As a nurse, you’ll have the opportunity to work in a hospital, clinic, or private practice. Hospital nurses tend to live a more fast-paced lifestyle as they rush between patients or pull shifts in the emergency room. They may also work odd hours, since hospitals must be staffed 24/7.

If you prefer a slower pace, working in a private practice or clinic is best. You’ll work more regular hours and won’t have to pull night shifts. You’ll also work more closely with doctors in these practices.

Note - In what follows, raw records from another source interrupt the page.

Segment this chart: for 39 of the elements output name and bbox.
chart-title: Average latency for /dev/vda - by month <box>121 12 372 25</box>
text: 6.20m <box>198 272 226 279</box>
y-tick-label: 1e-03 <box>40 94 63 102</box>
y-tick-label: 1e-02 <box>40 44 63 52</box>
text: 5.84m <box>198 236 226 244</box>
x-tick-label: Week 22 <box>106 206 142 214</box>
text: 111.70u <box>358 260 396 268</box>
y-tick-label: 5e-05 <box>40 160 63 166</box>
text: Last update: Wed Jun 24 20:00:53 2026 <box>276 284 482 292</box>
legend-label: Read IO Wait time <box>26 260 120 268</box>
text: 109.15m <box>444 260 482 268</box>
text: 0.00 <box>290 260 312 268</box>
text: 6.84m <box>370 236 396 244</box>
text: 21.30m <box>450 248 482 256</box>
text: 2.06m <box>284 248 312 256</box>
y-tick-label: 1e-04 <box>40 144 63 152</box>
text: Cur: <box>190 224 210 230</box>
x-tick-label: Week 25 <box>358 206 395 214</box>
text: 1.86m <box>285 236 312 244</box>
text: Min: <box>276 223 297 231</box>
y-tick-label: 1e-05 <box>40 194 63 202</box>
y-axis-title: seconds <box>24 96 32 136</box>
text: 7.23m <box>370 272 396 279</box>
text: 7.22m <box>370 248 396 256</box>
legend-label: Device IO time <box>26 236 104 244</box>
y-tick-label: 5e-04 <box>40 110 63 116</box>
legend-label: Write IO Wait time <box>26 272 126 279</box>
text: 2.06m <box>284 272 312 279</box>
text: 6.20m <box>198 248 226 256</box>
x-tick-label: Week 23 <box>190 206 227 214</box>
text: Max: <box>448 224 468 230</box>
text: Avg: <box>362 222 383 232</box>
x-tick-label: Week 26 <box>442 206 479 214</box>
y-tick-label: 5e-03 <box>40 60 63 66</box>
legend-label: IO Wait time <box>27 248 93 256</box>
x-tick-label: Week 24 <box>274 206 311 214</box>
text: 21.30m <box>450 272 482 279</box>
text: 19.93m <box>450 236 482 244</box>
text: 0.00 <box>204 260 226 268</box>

Nurses should be interested in helping people. They spend more time with patients than doctors do, and they can help to cushion the blow of bad news and make patients feel better when dealing with pain or sickness.

Currently, there’s a nursing shortage in the United States, which means that you won’t have any problem getting a job as a nurse. Baby boomers make up a large population of older nurses, and they’re retiring. That leave a lot of openings for freshly educated nurses to take their place.

To become a nurse, you’ll need formal education. You can start with a certificate program to get your CNA, but it’s more beneficial to at least get an associate degree in nursing (ADN). After getting an associate or bachelor’s degree, you can take a test to become a registered nurse, which raises your pay outlook significantly.

Pay varies by state, but the average salary for a registered nurse is $68,000. That’s above average for a two-year degree, and if you get a bachelor’s degree or beyond, you qualify for more pay.

  1. HVAC Contractor

Imagine that your AC has just gone out and it’s 90 degrees outside with 90 percent humidity. You have fans running, but it just doesn’t cut it. Can you imagine anything more welcome in this situation than an HVAC contractor coming to fix your air conditioning?

An HVAC contractor specializes in installing, maintaining, and repairing all things related to ventilation, air conditioning, boilers, furnaces, heat pumps, and refrigeration systems. They inspect, clean, maintain, and repair HVAC systems in both residential and commercial buildings.  

An HVAC contractor might also help clients decide on the best HVAC system and equipment for their needs. Most people know very little about heating and cooling, so your job as a technician will be to educate them and help them make a great choice.

Helping people repair things they can’t fix themselves is a great profession, and it pays close to $30 per hour. You may also be eligible for commission on sales and repairs, offering excellent growth opportunities.

  1. Dietician or Nutritionist

The obesity epidemic is a plague, and dieticians and nutritionists are out to cure it. Along with helping people lose weight through the right foods, they promote health through healthy eating tips and lifestyle changes.

Nutritionists often work with those who have long-term diseases such as diabetes, heart disease, or high blood pressure. They coach patients on what to eat to avoid exacerbating their illness. They may also help patients eat right when recovering from an injury.

As a dietician, you’ll have the opportunity to work in a variety of settings including cafeterias, hospitals, clinics, nursing homes, and private practices. You’ll meet with a variety of clients and work alongside them in an often-difficult lifestyle transition, so good people skills are a must.

A nutritionist needs at least a bachelor’s degree to get into the field, but you can seek a master’s or doctorate if you choose. The median salary is about $60,000, and it’s in very high demand. The growth rate for the dietician occupation is much faster than average, so getting a job should be a cinch.

There’s nothing more gratifying than helping people in your work. It takes the edge off of bad days and helps you stay positive. Whether you’re looking for a career change or getting started in your adult career, consider these career opportunities which provide rewards far beyond the typical paycheck.